Purpose : Age-dependent processes like extenuated vascular density as well as reduced choroidal blood flow limit oxygen supply to the outer retina. Together with the formation of drusen and thickening of Bruch’s membrane this might lead to hypoxic conditions in the ageing retina, linking age-dependent changes to hypoxia. To understand the cellular response of specific retinal cell types upon hypoxic conditions, we performed droplet-based single-cell RNA sequencing (scRNAseq) of mouse retina tissue after hypoxic exposure.

Methods : Droplet-based single-cell RNA sequencing of hypoxic (7% O₂ for 6h) and normoxic male and female mouse retinas (N=2) was performed using the 10X Genomics platform. Data analysis focused on differential gene expression of hypoxic and normoxic cells in each cluster. In-situ hybridization targeting Kif4 was used to confirm the exclusive expression in cone photoreceptors. qPCR was performed to identify Rbm3 and Cirbp isoforms.

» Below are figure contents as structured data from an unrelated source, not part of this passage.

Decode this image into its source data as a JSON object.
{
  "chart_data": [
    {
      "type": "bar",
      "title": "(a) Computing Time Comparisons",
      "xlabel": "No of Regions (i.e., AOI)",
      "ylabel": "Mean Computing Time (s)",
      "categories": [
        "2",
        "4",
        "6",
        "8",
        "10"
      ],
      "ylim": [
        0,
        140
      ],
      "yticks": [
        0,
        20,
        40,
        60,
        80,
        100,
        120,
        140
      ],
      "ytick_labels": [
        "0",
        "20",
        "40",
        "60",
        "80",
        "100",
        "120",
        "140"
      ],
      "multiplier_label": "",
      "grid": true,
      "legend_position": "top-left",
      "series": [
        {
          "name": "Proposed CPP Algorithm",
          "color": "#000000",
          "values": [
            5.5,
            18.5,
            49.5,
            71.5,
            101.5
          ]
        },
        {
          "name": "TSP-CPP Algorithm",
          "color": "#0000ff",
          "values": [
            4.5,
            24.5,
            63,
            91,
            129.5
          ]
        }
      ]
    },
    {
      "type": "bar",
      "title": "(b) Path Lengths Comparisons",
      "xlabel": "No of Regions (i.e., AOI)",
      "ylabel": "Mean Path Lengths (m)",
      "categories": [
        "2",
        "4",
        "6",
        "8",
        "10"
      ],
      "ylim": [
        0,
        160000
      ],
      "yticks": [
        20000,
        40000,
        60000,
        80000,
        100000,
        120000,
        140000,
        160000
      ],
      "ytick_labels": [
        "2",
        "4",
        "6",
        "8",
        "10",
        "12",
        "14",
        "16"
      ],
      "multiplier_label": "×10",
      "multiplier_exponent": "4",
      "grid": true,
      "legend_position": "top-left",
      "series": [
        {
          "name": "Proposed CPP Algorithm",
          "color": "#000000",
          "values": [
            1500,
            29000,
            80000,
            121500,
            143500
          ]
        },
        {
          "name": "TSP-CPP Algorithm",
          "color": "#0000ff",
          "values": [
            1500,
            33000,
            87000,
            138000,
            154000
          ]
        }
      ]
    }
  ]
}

Results : 21 retinal cell types and one RPE cluster were identified among the 9410 normoxic and 9033 hypoxic cells in the analysis. Known hypoxic markers including Bnip3, Higd1a and Egln1 were significantly upregulated in various hypoxic clusters, confirming a general response to hypoxia. Interestingly, RNA-binding proteins Rbm3 and Cirbp were differentially expressed across clusters. Remarkably, both genes underwent an isoform switch in hypoxia leading to the preferential expression of short variants. Focusing on photoreceptor-specific responses, we identified a kinesin motor protein (Kif4) to be induced specifically in cones upon hypoxic exposure. In-situ hybridization confirmed the observed cone specific expression.

Conclusions : Our results identified an oxygen-dependent isoform switch in RNA-binding proteins Rbm3 and Cirbp, suggesting functional consequences that might contribute to the pathological impact of reduced tissue oxygenation. Additionally, we identified a hypoxia-induced upregulation of a cone-specific motor protein, Kif4, which needs to be further characterized. Possible functions include axonal transport, cargo-delivery to the cone outer segment and enrichment of transmembrane receptors or channels. Identifying the cargo of this cone-specific kinesin might open the possibility for a new therapeutic target.

This abstract was presented at the 2022 ARVO Annual Meeting, held in Denver, CO, May 1-4, 2022, and virtually.